Sunday 26 February 2012

The Sounds of Greek Fourth in a Series

THE SOUNDS OF GREEK
How Greek Was and Is Pronounced

This is part 4 of a series of 4 blogs over one week.


Τ τ Tau Tactics or Time or sTand

Υ υ Upsilon The French U in Tu or the German ü or the Y in the form of Welsh that pronounces it as U. IPA [y] This sound tends to change to a i and is pronounced as I in Modern Greek just as some Modern Welsh speakers use i for the sound spelt “Y” instead of the “u” and also explains Greek sun in sunthesis becoming sinthesis in English.

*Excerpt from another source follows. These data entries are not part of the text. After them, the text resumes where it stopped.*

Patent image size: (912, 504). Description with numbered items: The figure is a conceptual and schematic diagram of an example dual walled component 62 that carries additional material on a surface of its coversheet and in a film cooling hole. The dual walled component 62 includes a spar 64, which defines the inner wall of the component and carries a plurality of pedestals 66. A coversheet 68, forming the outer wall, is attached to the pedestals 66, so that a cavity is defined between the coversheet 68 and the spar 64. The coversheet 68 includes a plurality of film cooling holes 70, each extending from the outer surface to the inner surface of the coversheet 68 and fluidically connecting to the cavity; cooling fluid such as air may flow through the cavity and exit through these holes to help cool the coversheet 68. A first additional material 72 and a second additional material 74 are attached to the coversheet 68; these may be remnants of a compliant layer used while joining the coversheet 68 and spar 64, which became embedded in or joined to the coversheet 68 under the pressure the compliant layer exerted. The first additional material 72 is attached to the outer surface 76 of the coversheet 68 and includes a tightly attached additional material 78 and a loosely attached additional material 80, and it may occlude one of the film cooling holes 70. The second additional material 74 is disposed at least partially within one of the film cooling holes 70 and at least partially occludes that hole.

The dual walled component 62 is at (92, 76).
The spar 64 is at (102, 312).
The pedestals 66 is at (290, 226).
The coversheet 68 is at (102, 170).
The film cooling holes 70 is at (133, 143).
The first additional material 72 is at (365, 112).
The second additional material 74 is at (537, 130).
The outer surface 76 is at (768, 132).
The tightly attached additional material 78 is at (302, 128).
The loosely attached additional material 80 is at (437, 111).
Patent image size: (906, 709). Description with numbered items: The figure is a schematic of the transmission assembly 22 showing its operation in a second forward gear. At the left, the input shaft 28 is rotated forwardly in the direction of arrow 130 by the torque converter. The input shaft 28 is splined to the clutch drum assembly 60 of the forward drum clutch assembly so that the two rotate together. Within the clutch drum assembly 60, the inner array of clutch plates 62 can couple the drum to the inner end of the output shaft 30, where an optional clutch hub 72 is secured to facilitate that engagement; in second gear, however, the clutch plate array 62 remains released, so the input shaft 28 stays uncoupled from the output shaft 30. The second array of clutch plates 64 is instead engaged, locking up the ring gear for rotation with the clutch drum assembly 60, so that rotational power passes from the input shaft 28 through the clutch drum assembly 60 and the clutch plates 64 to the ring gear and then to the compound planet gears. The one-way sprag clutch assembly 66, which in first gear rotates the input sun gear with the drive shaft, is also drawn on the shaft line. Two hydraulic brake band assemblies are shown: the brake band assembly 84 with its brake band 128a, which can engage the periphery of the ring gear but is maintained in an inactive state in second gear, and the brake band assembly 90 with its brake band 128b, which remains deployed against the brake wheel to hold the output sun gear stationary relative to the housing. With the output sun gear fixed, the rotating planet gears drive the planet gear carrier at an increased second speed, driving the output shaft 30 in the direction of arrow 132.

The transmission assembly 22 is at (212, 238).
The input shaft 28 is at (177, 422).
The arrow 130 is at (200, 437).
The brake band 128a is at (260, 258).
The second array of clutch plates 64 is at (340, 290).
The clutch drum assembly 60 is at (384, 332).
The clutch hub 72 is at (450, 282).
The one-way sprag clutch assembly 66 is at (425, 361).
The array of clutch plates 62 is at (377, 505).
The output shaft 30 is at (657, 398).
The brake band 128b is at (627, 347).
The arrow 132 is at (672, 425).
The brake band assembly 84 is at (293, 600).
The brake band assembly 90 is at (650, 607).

Φ φ Phi The Aspirated P at the beginning of words like Phobos or English Pin or Pool or mop-handle.
Modern Greek F as in Fat

Χ χ Chi An Aspirated K as in English Cat or Cool.

In Modern Greek it's a Fricative like the sound in the Gaelic (NOT the English) pronunciation of Loch or the ch in German words like Machen
This sound is also often transliterated as “h” as in Hue as it becomes ç before i and e but English speakers tend to hear it as a H so Classical Greek Metokhee is pronounced metohi in modern Greek.

Ψ ψ Psi Ps Pi plus Sigma as in EcliPSe or English caPS

Ω ω Omega the BIG O Ode Ocean like English sAW

There is NO H in Classical Greek. Aspirated letters have their own symbols.
Theta for Th Phi for Phi Chi for Kh. These are NOT Fricatives in Classical Greek!

However there is what scholars call a rough breathing.
In classical Greek Ὀρος is oros but ὁρος is horos. Ῥήτωρ is rheetoor.

Altough the historical rough breathing is used in written forms in many Modern Greek texts the “h” is NOT spoken and you will often see the breathing symbol omitted.
The dictionary form Holos ὅλος all becomes όλος olos.
(I am not going to explain Katherousa versus Dhemotika here!